The contributions of the work are fourfold: (1) a practical LLM‑driven theorem proving method tailored for industrial verification, integrating CoT‑based proof training and context augmentation; (2) a lightweight 7 B model that can be deployed locally, addressing cost and security constraints of real‑world projects; (3) a substantial empirical improvement on seL4 and AFP benchmarks, together with step‑wise explanations that enhance transparency; (4) the release of both the fine‑tuned model and the step‑level CoT dataset, providing a foundation for future research on LLM‑assisted formal methods.
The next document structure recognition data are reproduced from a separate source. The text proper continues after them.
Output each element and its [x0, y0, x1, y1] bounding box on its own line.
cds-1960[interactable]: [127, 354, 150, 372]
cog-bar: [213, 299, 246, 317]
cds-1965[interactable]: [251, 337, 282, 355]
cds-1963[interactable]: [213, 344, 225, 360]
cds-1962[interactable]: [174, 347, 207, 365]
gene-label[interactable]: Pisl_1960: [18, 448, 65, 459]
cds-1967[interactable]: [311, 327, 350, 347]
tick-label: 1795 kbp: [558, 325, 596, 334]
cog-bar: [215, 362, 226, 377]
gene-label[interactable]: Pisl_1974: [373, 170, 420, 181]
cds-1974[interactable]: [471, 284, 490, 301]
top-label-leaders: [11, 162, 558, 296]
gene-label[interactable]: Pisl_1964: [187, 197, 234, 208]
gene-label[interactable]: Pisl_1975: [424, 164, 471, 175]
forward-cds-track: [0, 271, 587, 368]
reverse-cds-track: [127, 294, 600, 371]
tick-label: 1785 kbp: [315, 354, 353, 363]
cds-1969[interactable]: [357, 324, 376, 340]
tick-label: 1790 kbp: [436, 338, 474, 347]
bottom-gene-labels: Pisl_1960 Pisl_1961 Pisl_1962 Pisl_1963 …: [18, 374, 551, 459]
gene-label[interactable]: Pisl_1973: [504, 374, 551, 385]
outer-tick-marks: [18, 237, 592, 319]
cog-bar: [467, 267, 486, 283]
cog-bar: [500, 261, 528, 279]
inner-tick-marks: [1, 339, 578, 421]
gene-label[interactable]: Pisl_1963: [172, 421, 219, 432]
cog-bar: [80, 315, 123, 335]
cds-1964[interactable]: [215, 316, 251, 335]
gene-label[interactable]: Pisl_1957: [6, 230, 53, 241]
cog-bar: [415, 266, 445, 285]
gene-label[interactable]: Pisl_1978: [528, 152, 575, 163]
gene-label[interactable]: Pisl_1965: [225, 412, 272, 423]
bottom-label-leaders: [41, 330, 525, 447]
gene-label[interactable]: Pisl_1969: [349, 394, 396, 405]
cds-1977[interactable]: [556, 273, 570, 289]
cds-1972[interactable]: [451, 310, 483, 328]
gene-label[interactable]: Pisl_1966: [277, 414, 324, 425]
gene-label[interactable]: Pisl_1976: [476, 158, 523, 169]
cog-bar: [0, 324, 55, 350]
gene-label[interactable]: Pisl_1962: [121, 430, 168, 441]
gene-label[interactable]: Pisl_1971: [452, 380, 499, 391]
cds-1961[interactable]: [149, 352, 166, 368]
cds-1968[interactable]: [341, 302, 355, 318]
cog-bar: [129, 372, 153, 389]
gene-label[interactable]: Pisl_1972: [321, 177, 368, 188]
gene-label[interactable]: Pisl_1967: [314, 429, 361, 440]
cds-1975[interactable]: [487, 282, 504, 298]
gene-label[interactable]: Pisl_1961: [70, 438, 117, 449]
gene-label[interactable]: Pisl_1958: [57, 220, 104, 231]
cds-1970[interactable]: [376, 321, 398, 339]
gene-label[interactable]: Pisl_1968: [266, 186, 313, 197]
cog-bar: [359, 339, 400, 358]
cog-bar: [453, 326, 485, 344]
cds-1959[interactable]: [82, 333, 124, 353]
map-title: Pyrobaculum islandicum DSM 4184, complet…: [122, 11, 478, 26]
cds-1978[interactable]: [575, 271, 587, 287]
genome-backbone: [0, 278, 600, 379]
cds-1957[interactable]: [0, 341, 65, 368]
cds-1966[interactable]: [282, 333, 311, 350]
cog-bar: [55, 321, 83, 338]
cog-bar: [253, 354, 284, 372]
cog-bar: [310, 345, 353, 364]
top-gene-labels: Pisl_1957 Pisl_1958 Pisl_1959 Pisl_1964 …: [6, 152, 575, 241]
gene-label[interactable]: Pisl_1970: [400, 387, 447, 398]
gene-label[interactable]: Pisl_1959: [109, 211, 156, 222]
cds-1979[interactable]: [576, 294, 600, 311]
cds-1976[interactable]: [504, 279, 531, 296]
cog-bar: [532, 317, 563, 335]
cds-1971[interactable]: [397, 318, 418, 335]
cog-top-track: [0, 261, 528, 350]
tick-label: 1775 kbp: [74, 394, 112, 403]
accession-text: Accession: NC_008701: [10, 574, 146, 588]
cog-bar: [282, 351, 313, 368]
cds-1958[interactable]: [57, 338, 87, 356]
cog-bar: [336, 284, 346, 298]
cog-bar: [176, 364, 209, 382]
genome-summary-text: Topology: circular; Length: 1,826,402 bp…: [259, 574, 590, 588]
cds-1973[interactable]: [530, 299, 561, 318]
The authors discuss several avenues for future work: scaling to larger models or multimodal representations (e.g., graph‑structured proof artifacts), incorporating automated failure analysis and repair loops, extending the approach to other proof assistants such as Coq or Lean, and designing richer human‑LLM collaborative interfaces. Overall, AutoReal demonstrates that LLM‑driven automated theorem proving can move from academic benchmarks to real‑world, high‑assurance verification tasks, offering a promising path toward reducing the massive human effort traditionally required for industrial formal verification.